My dad came from a farming family, because his father and grandfather were farmers. My mom came from the province too, where their family also owns farmlands. They were both “landed” (or land owners) but they knew pretty much the rules of the soil.
A short ode to my dad who is a big part of my probinsiyana roots. A few anecdotes:
- There was a mobile phone commercial on TV bragging about how realistic their screen graphics were, and because of this the chicken was “sitting” on the eggs shown on its screen. It caught my dad’s attention and quickly mumbled, “bakla yang manok na yan” (“that chicken is gay”), because apparently the chicken they used for the commercial is actually a rooster.
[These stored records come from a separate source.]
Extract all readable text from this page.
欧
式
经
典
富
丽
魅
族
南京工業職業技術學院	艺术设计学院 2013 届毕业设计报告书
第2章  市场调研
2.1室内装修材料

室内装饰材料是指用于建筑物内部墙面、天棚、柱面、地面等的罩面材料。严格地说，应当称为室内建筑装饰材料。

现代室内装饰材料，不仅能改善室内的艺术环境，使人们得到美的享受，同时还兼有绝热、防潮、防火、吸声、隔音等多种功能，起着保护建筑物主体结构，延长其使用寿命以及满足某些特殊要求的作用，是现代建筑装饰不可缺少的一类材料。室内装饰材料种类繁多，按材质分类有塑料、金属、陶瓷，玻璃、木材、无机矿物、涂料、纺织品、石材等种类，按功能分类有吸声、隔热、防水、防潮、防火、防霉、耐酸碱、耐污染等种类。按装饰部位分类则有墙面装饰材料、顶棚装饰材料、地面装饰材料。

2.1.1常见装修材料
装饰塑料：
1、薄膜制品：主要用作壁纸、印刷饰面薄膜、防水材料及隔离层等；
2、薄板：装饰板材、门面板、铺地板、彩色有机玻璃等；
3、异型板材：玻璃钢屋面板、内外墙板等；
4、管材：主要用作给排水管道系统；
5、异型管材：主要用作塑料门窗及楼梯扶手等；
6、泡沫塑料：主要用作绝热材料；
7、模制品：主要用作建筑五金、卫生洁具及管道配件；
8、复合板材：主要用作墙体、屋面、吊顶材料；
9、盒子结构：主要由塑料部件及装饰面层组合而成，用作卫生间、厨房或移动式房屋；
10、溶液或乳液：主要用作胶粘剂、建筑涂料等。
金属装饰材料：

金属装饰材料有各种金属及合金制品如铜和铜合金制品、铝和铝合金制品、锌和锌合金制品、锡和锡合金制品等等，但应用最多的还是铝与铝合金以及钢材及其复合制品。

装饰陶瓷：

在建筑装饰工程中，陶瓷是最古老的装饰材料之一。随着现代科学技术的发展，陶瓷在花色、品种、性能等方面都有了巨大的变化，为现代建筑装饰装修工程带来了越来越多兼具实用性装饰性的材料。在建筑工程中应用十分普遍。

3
But most other people couldn’t tell the difference, could they?
- There is a big rice exhibit in the middle of our museum, which features a number of actual different rice grains embedded in clear resin. When my dad saw this, he started to name the different varieties. There weren’t any labels there, but he was sure of those he was naming, like it’s second nature to him.
- We were in a faraway province one weekend, and during the morning I heard a chicken clucking. I asked my dad, “nangingitlog ba yung manok na yun?” (“is that chicken laying an egg?”). He quickly responded, “hinde, tandang lang ang tumutunog ng ganyan” (“no, only roosters sound like that”). I wouldn’t have ever known.
- My dad has explained to me the ENTIRE PROCESS of planting and growing rice, including the different styles and their effect on yield, the different requirements, and the post processing after harvest. All of those information he knows by experience. He’s a consultant now (for something else other than farming) but when they have projects for farming communities in different provinces, he is able to communicate well with them since he really knows what he is talking about.
The province is a wonderful place to learn the deepest tagalog I could ever fathom or the wonderful dialect of the Kapampangan. It was wonderful to walk to the market in the morning to grab the freshest meats and vegetables for the day’s meal. It is also the best place to eat the heartiest meals, especially during fiestas. There were perya (small carnival) and sayawan (dance party) and tiangge (bazaars) during fiestas too.
What else? Uhm, carabao milk, eating frogs and some insects (cooked of course), my love for caldereta and papait na kambing, driving an owner jeep, climbing trees, shooting birds with a slingshot, and so many other things… Now I know I am much blessed to have spent a very interesting childhood summers in the province.